Editor’s note: this blog was prepared by guest contributor, Doug Silverstein, Burlingame resident.

Envision San Mateo County with tens of thousands of happy and healthy bicyclists cruising to work, school, shops, and transit; parking their shared bike at journey’s end, only to pick up another when they need it.

Four of the county’s cities are adding momentum to this reality with Burlingame officials as the latest environmental leaders to embrace the innovative and disruptive bike share movement. Foster City, San Mateo, and South San Francisco have similar programs.

On December 3, the Burlingame City Council unanimously voted (5-0) to extend its Lime dockless bike share program through June 2019. The Council also authorized a Request for Proposal to identify a long-term bike share vendor.

Supporting top 2018 priorities – sustainability, transportation, and greenhouse gas emissions – the City Council first voted in late 2017 to allow use of public right-of-way and spaces for the Lime bike share program.
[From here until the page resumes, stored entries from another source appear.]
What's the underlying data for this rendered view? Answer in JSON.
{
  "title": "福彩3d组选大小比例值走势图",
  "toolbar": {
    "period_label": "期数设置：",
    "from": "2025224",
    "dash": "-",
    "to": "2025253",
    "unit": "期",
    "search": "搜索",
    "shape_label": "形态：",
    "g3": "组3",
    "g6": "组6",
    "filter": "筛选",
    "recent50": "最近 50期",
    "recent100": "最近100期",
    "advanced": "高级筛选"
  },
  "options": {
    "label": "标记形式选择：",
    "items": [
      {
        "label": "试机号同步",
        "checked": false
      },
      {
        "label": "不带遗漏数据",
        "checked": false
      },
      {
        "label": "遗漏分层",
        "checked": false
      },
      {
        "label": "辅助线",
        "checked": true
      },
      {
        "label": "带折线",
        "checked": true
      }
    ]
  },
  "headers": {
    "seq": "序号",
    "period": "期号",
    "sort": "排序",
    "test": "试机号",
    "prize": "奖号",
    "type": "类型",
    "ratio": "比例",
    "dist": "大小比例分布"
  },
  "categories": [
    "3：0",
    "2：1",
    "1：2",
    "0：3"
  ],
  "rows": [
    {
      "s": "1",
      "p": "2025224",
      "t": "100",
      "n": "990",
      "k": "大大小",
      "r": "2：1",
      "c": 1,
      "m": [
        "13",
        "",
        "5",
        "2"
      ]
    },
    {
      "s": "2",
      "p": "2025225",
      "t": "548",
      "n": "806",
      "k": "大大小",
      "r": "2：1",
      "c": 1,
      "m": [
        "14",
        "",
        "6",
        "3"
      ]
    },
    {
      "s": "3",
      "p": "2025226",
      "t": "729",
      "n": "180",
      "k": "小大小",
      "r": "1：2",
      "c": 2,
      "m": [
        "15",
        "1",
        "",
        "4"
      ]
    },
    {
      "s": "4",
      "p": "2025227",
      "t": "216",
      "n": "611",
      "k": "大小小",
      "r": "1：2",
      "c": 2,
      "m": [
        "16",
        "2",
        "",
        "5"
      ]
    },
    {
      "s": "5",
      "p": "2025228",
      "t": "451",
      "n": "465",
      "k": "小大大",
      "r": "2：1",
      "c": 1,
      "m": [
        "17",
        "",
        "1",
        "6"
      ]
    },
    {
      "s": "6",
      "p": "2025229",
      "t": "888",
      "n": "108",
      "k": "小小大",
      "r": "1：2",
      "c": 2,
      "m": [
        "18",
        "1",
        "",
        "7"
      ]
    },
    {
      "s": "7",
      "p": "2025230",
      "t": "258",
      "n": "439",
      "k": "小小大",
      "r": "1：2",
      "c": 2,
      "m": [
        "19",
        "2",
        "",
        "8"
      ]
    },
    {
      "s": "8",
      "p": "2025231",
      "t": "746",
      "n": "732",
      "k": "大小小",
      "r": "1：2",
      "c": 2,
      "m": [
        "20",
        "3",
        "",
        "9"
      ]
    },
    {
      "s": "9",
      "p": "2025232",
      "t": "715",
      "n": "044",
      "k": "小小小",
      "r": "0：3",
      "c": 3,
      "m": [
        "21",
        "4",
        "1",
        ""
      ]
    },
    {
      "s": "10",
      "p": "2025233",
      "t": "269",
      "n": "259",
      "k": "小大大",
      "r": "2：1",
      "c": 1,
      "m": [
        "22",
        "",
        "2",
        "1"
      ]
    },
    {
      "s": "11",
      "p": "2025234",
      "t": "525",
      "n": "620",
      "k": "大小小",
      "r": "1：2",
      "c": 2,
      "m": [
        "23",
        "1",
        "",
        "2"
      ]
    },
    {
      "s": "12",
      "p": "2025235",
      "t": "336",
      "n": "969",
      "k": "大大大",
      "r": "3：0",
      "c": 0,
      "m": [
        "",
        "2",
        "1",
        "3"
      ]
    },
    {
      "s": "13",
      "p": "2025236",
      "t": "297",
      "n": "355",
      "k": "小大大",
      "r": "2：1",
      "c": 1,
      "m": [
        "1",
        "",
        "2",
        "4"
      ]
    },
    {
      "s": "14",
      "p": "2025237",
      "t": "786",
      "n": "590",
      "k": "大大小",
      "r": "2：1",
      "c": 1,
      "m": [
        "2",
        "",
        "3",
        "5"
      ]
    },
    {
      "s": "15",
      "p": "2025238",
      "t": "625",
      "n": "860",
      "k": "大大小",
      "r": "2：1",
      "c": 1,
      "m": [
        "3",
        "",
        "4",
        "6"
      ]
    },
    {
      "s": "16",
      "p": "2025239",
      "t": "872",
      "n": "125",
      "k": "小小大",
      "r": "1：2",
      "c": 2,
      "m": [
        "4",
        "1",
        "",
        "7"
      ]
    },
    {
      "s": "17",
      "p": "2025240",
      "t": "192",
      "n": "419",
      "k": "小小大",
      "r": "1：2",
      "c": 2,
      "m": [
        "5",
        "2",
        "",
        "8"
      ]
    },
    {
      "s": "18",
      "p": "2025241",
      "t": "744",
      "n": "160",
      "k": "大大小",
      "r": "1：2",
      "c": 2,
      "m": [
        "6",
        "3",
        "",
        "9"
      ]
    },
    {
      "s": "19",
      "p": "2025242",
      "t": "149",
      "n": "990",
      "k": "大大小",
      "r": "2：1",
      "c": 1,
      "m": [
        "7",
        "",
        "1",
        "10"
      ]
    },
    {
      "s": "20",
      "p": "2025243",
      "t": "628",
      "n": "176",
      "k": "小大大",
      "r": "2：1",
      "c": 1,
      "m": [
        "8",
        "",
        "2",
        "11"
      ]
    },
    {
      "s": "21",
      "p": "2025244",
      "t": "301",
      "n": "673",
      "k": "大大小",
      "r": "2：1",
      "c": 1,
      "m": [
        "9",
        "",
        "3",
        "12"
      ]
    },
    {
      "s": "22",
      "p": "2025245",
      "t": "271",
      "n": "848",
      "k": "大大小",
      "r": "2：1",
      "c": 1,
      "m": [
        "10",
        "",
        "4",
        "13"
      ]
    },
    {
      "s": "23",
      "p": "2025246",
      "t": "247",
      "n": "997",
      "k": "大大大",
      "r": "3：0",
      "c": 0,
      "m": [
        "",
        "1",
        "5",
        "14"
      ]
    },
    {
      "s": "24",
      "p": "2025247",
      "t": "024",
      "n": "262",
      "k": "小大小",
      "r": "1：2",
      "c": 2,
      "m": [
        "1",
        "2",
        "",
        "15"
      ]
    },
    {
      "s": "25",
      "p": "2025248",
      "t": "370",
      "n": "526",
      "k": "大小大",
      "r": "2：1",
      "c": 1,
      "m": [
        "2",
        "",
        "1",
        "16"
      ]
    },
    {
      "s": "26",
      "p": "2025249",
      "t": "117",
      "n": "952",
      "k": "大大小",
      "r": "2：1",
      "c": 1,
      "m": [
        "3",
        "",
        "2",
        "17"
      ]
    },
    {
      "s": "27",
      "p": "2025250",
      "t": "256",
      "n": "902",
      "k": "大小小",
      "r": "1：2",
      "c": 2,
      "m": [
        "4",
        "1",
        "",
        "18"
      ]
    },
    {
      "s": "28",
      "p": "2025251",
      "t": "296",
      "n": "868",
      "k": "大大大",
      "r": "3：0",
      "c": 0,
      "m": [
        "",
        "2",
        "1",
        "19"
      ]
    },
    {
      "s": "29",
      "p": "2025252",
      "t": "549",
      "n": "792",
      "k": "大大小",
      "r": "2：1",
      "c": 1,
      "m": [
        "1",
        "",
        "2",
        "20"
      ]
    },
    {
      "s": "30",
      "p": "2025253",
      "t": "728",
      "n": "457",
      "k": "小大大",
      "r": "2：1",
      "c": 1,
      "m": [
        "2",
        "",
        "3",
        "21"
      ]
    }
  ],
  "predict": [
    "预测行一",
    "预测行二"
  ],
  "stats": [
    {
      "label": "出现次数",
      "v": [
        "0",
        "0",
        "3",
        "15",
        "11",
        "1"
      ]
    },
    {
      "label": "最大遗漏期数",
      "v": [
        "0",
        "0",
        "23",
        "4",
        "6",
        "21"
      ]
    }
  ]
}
Strong community feedback from a recent survey backed the extension:

  • 69% were “very supportive” or “somewhat supportive” of the bike share program
  • 90% used Lime to and from work, school, or for errands
  • 61% would have used a motor vehicle if a Lime bike were not available

Notably, since February, rides have averaged over 5,000 per month with 70 percent electric-assist bikes vs. pedal rides. And, total complaints to Lime have decreased substantially since the program’s start with October 2018 (last month available) hitting the lowest level measured.

These results collectively validate the city’s stated goal last December 2017 to use the program for ‘first and last mile transit connections’ and ‘reduce greenhouse gas emissions’.

No doubt, many of the people biking also benefit from Burlingame’s recent Complete Streets projects including California Drive and Carolan Ave, and look forward to additional biking infrastructure. We hope that the city will be inspired to use new funds from the recently passed Measure W for this purpose.

Picture: Depiction of Burlingame’s recently completed California Drive Complete Streets Project

So, with bike share programs expanding across the country and globe, will these low environmental impact rides surpass car trips on our County’s neighborhood streets? Help surpass our greenhouse gas reduction goals? And promote more sustainable living?

It’s up to us to inspire additional local leaders to jump aboard and fast-track this vision.

Hey Millbrae and Hillsborough residents, Belmont and Redwood City leaders, join us in Burlingame on the path to a happier and healthier San Mateo County.